Tim Bridgewater Wins!
(The Wall Street Journal) – Overthrow a Sign of Tea-Party Clout
Republican officials sought to unify the party after Saturday’s tea-party driven ouster of three-term Utah Sen. Robert Bennett.
Mr. Bennett became the year’s first victim of the anti-incumbent fervor sweeping through the Republican Party when he lost his bid for his party’s nomination at a state GOP convention here. GOP activists blasted him as a Washington insider who had lost touch with Utah’s conservative ideals and will instead nominate a tea party-backed populist candidate who promises to reduce the scope of the federal government.
The GOP candidate hasn’t yet been chosen, but it will be one of Mr. Bennett’s two challengers, businessman Tim Bridgewater and lawyer Mike Lee, both favored by the tea party and who will face off in a June 22 primary. The winner will be favored to win the general election in this heavily Republican state.
Mr. Bennett has missed the filing deadline to run as an independent contestant, but he can run as a write-in candidate. In congratulating his two opponents he appeared not to be favoring that option, and a Bennett spokeswoman on Sunday said a write-in campaign was unlikely.
Following the loss, Sen. John Cornyn of Texas, also chairman of the National Republican Senatorial Committee, issued a statement saying the committee would “wholeheartedly support the Republican candidate that primary voters in Utah ultimately choose as their nominee.” Other GOP senators such as Jim DeMint of South Carolina went so far as to endorse Mr. Lee in the Utah primary.
The rush to embrace a likely tea-party backed candidate in Utah show how Republican politicians are increasingly having to pay attention to the clout of the movement. As several other states prepare to hold primaries in coming weeks, the Bennett race offers an early gauge of the tea party’s power, though Utah’s voting peculiarities make the measure imprecise.
Favorites of the Republican establishment, such as Sen. John McCain of Arizona and Senate candidate Trey Grayson of Kentucky, face intra-party challenges and questions about their conservatism from the tea party.
Former New York Mayor Rudy Giuliani said on ABC’s “This Week” Sunday that the tea party was pushing GOP candidates back to the party’s core principles. “We need Republicans who are ideologically committed to standing up against that,” Mr. Giuliani said of President Barack Obama’s agenda, “and really moving us in a different direction. I think that’s what you see going on with the tea party movement.”

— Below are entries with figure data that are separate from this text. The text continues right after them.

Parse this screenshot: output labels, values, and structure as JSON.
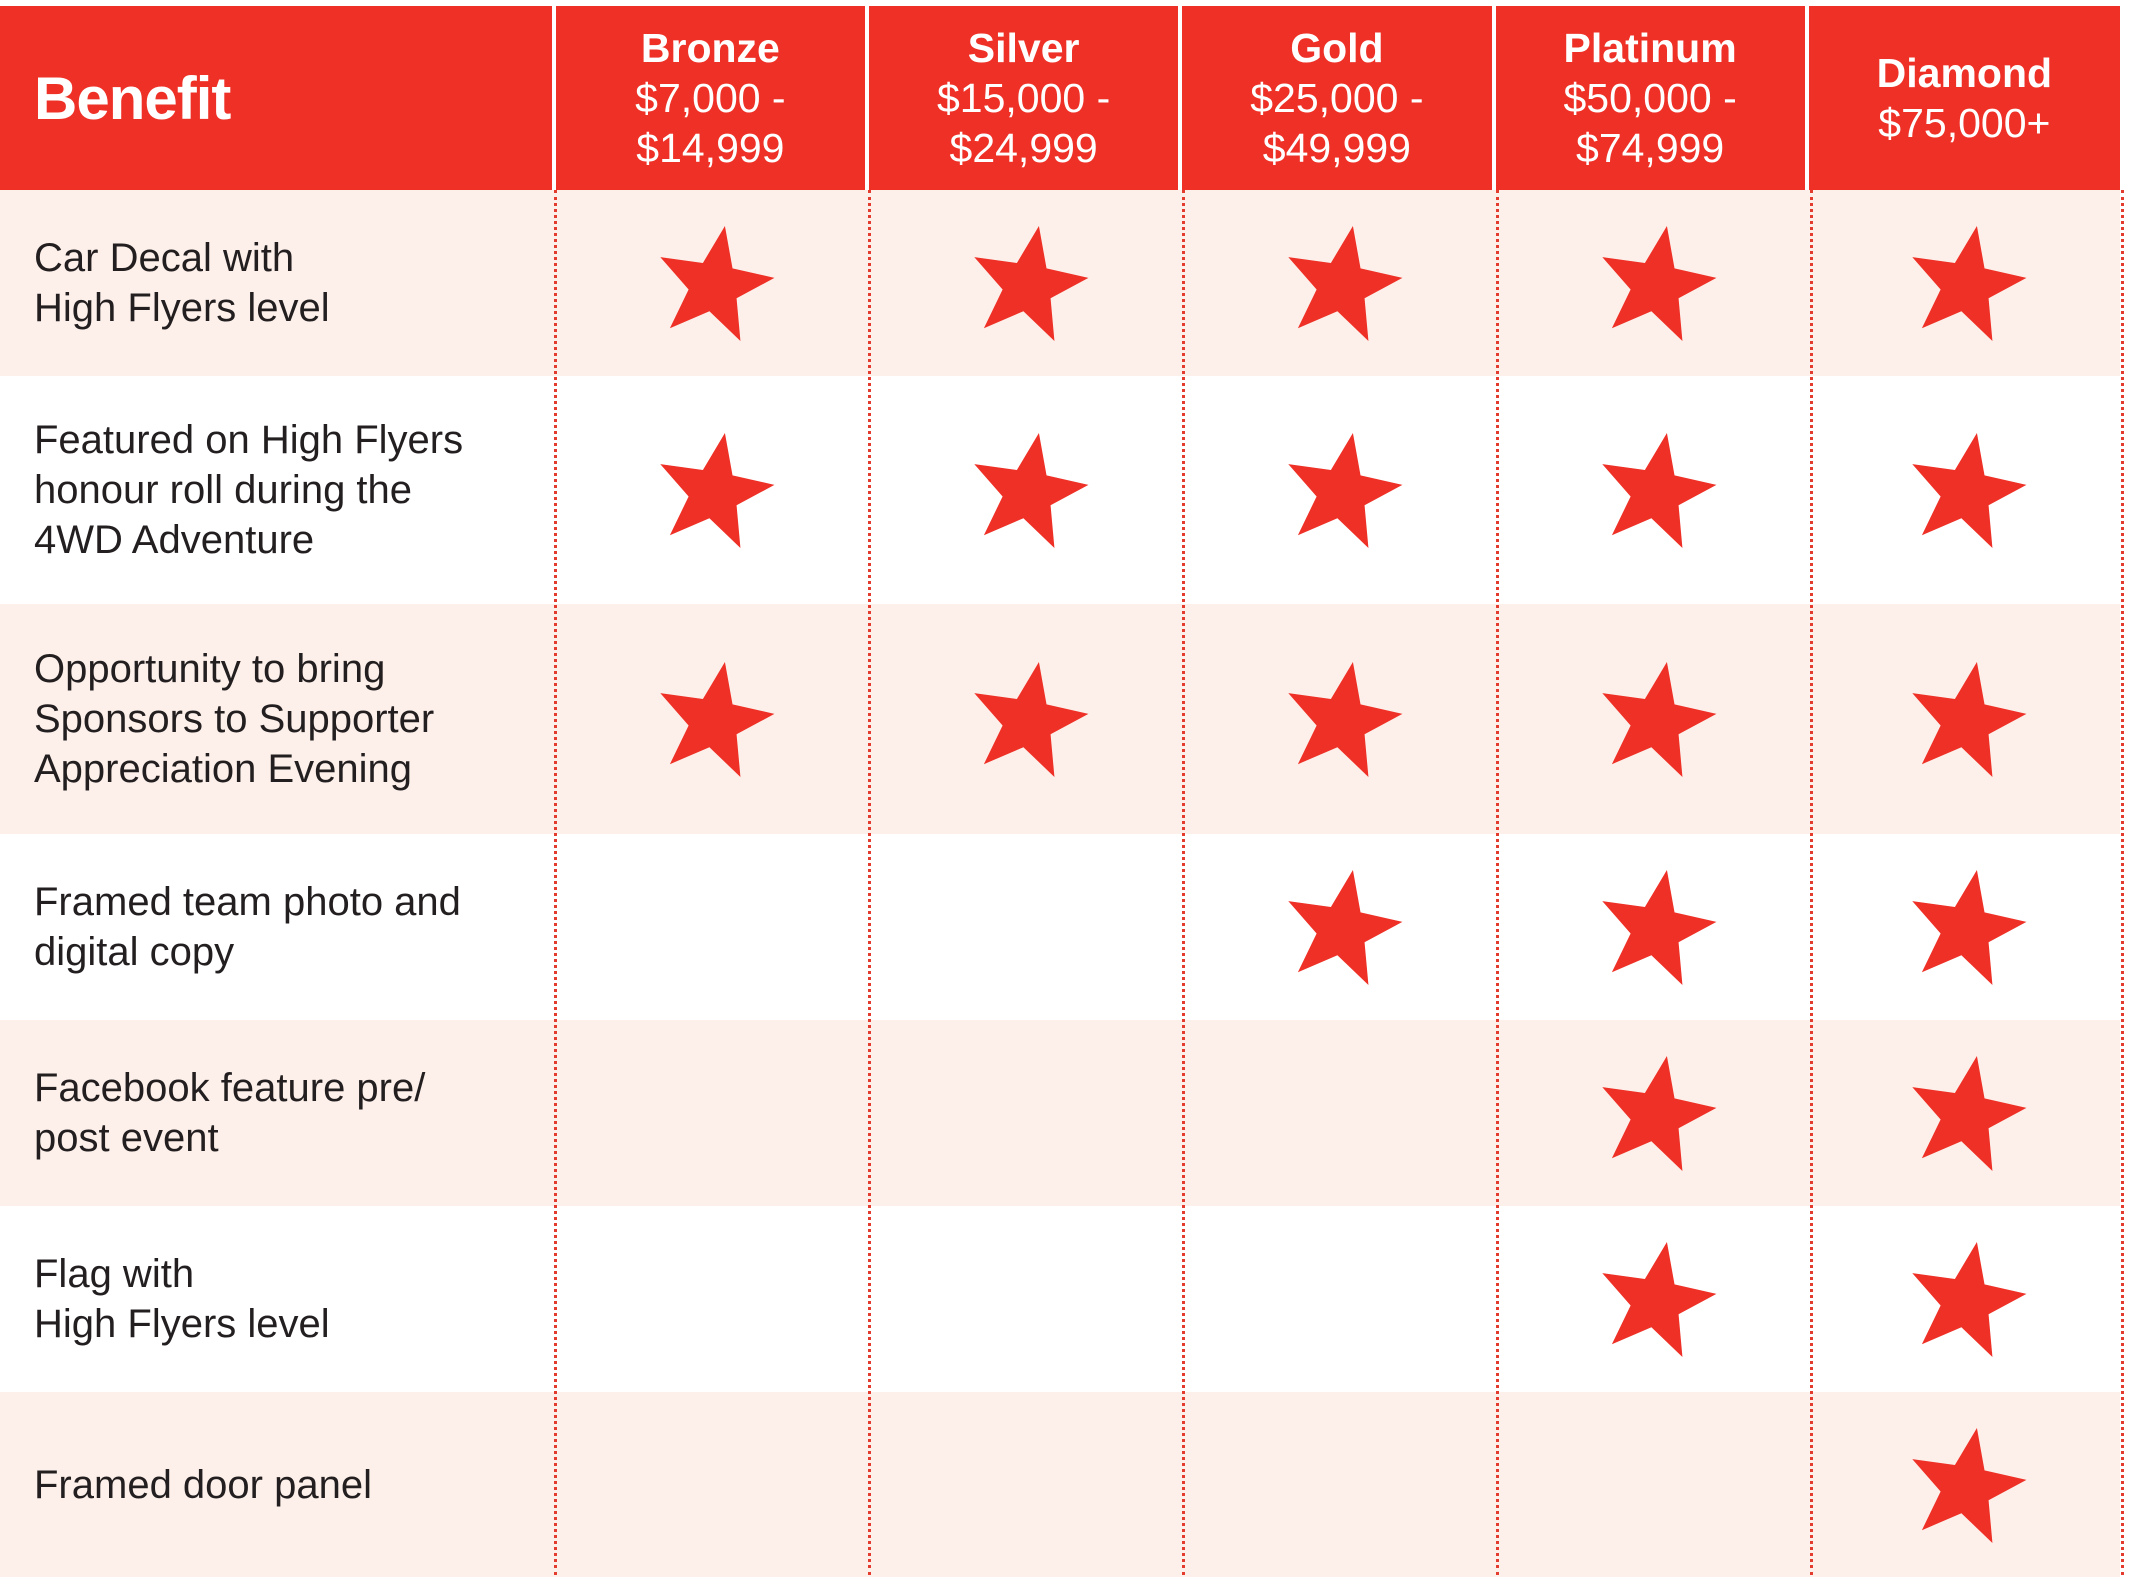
{
  "header": {
    "benefit_label": "Benefit",
    "tiers": [
      {
        "name": "Bronze",
        "range": "$7,000 - $14,999"
      },
      {
        "name": "Silver",
        "range": "$15,000 - $24,999"
      },
      {
        "name": "Gold",
        "range": "$25,000 - $49,999"
      },
      {
        "name": "Platinum",
        "range": "$50,000 - $74,999"
      },
      {
        "name": "Diamond",
        "range": "$75,000+"
      }
    ]
  },
  "rows": [
    {
      "benefit_lines": [
        "Car Decal with",
        "High Flyers level"
      ],
      "included": [
        true,
        true,
        true,
        true,
        true
      ]
    },
    {
      "benefit_lines": [
        "Featured on High Flyers",
        "honour roll during the",
        "4WD Adventure"
      ],
      "included": [
        true,
        true,
        true,
        true,
        true
      ]
    },
    {
      "benefit_lines": [
        "Opportunity to bring",
        "Sponsors to Supporter",
        "Appreciation Evening"
      ],
      "included": [
        true,
        true,
        true,
        true,
        true
      ]
    },
    {
      "benefit_lines": [
        "Framed team photo and",
        "digital copy"
      ],
      "included": [
        false,
        false,
        true,
        true,
        true
      ]
    },
    {
      "benefit_lines": [
        "Facebook feature pre/",
        "post event"
      ],
      "included": [
        false,
        false,
        false,
        true,
        true
      ]
    },
    {
      "benefit_lines": [
        "Flag with",
        "High Flyers level"
      ],
      "included": [
        false,
        false,
        false,
        true,
        true
      ]
    },
    {
      "benefit_lines": [
        "Framed door panel"
      ],
      "included": [
        false,
        false,
        false,
        false,
        true
      ]
    }
  ],
  "colors": {
    "accent": "#ee3026",
    "row_tint": "#fdf0ea",
    "star": "#ee3026"
  },
  "icon": "star-icon"
}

Democratic National Committee Chairman Tim Kaine said the ouster shows the GOP has “handed the reigns to the tea party,” which would see Sen. Bennett as “too liberal, just goes to show how extreme the tea party is.”
In an interview Thursday before he lost his nomination bid, Mr. Bennett said that while the tea party would benefit the GOP in some states, it might hurt them in others. As an example he cited Nevada, where both a Republican and a third-party candidate backed by the tea party are running against Democratic Senate Majority Leader Harry Reid. He said the two challengers could split the anti-Reid vote and give the senator another term.

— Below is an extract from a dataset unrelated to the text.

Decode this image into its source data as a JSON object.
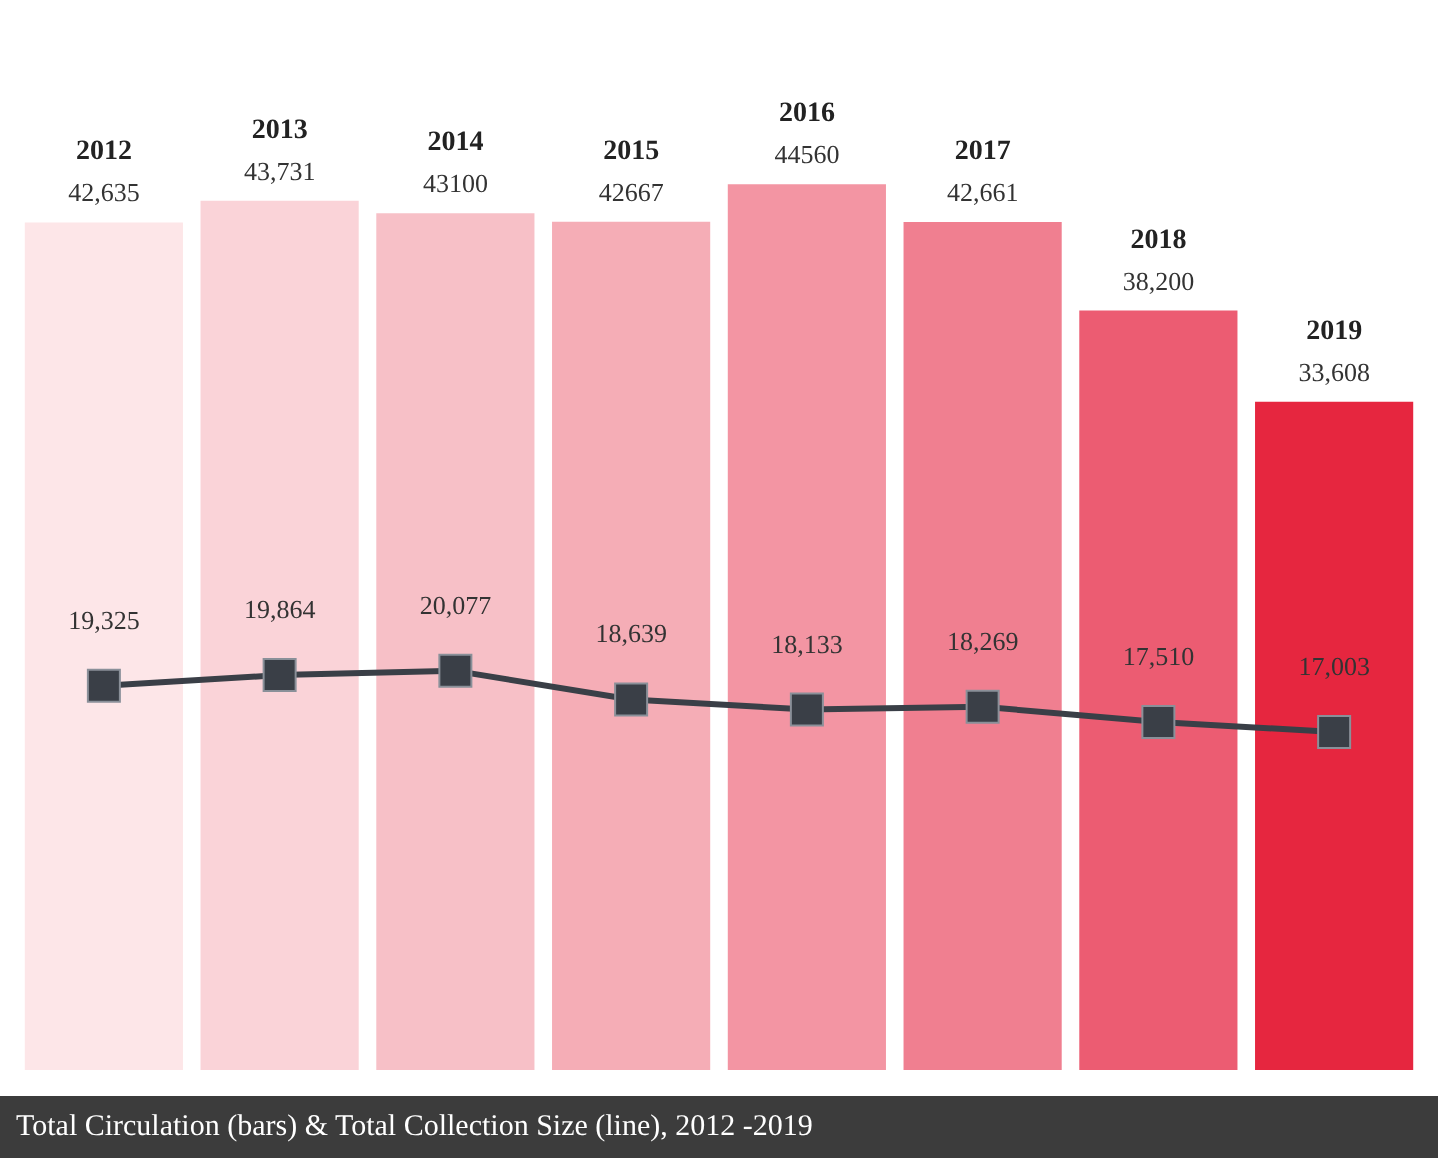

Mr. Bennett’s defeat was stunning for several reasons. Sitting senators are rarely ousted in intra-party races before November elections. Mr. Bennett had been popular in Utah, winning his third term in 2004 with 69% of the vote. On top of that, he earned top grades from conservative advocacy groups.
The senator was ultimately felled because of questions over his conservatism. He voted for the 2008 bank rescue and co-authored a bipartisan health-care proposal that included a requirement for individuals to buy insurance. Utah’s unusual nominating system was another factor.
In Utah, candidates must secure the approval of their party’s delegates, who are more ideological than typical voters, before advancing to a primary election.
At Saturday’s state GOP convention, Mr. Bennett was ousted in the second of three rounds of delegate voting. He finished third out of three candidates, securing just 27% of the vote; only the two top vote-getters advanced to the primary election. The result’s announcement drew a roar from the crowd of 3,500 delegates.
“The political atmosphere, obviously, has been toxic and it’s very clear that some of the votes I have cast have added to the toxic environment,” a teary-eyed Mr. Bennett told reporters minutes after the vote. “Looking back on them … I wouldn’t have cast any of them any differently, even if I had known at the time they were going to cost me my career.”
Mr. Bennett lost despite appeals throughout the day. In a speech before the first vote, he had 2008 presidential candidate and Utah hero Mitt Romney introduce him. In a speech, he argued that his seniority in the Senate made him the best-suited candidate. “Don’t take a chance on a newcomer,” he said.
The senator’s arguments weren’t enough to woo delegates such as Carol Jeppson. “He’s voted for things that don’t feel as if it goes with the way our Utah people think,” said the 72-year-old retired nurse.